Legal or not, a private company spending its own proceeds in this manner is questionable and it’s certainly a breach of fiduciary responsibility for a publicly traded corporation to do so, but when public funds (taxes) are used I imagine that it is quite illegal.

This does not mean that anyone will be held accountable. In fact, I expect them all to get huge bonuses.

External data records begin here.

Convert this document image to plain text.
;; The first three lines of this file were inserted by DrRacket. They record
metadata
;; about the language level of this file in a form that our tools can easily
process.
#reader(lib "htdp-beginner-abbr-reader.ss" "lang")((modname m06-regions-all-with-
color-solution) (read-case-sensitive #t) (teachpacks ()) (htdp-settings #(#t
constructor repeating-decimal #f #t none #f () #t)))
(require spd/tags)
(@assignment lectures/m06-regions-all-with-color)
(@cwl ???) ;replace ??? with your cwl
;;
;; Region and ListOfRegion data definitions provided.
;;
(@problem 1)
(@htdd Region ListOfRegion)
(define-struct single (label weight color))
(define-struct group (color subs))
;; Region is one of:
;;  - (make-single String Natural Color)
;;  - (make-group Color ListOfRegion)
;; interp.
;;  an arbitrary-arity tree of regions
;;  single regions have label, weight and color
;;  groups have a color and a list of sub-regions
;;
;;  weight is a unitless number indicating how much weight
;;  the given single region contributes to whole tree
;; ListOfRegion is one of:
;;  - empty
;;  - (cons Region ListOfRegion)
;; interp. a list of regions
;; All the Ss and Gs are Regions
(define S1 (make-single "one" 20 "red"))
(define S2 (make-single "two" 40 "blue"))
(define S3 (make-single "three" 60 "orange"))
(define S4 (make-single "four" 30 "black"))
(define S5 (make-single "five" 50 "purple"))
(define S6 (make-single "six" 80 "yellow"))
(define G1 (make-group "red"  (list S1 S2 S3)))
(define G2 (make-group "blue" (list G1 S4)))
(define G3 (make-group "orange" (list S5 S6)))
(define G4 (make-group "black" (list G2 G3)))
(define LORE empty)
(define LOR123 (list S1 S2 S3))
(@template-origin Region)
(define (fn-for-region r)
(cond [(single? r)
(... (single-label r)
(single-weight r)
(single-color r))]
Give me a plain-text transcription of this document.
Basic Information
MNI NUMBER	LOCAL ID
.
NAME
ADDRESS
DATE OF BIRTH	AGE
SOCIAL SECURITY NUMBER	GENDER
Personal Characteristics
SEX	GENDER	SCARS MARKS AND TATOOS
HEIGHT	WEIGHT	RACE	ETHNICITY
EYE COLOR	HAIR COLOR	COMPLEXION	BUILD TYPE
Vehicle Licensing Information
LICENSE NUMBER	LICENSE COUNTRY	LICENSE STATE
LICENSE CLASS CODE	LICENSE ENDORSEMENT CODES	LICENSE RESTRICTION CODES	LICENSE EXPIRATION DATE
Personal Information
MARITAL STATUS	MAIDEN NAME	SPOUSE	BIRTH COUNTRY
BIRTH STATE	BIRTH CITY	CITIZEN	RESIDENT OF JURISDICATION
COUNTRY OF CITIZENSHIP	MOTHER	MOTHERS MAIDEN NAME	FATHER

That One Guy (profile) says:

Re: Re: Re: Re:

Well it’s not their money they’re risking, there’s no real punishment(for them anyway) for screwing up and/or breaking the law, and the kind of people who rise to those positions tend to enjoy or even get a rush out of exercising their powers… with factors like that involved it’s no surprise that they would treat such things so lightly.

Anonymous Coward says:

unreasonable - but to be expected

the rules set up in the film Risky Business have been learnt by all – you have do whatever it takes however illegal to win / rule the world. Its only when Tom Cruise offers a prostitute to the Harvard School of Economics Professor that the Professor realises Tom is good enough for Harvard. Ever since then i have always found that the worse thing i can think a big company could do they are doing it and more besides.

Anonymous Coward says:

but not a damn thing will change and not a damn thing will be done about it either! had these tactics been used by a wealthy person or a group in a reverse situation, there would have been all hell to play and heads rolling, but as it’s done to benefit the profits of companies (and execs!) and to the detriment of the public, no one actually gives a toss!

erikjay (profile) says:

Tools

If there is no specific crime — breaking and entering, fraud, theft, blackmail, whatever — then anyone can investigate anything or anyone all they like. You can portray your adversaries however you choose to, and I don’t even disagree with most of the judgements, but these corporate mercenaries use many of the same techniques and technologies as Glenn Greenwald and other investigative reporters. Catch the malefactors when they’re dirty, but don’t rely on the justice system until it has been whipped into action through media campaigns… if then. Spying, per se, isn’t illegal, but some of the component actions may very well be. In honor of Thanksgiving, I will end with an abbreviated aphorism: sauce, goose, gander, okay?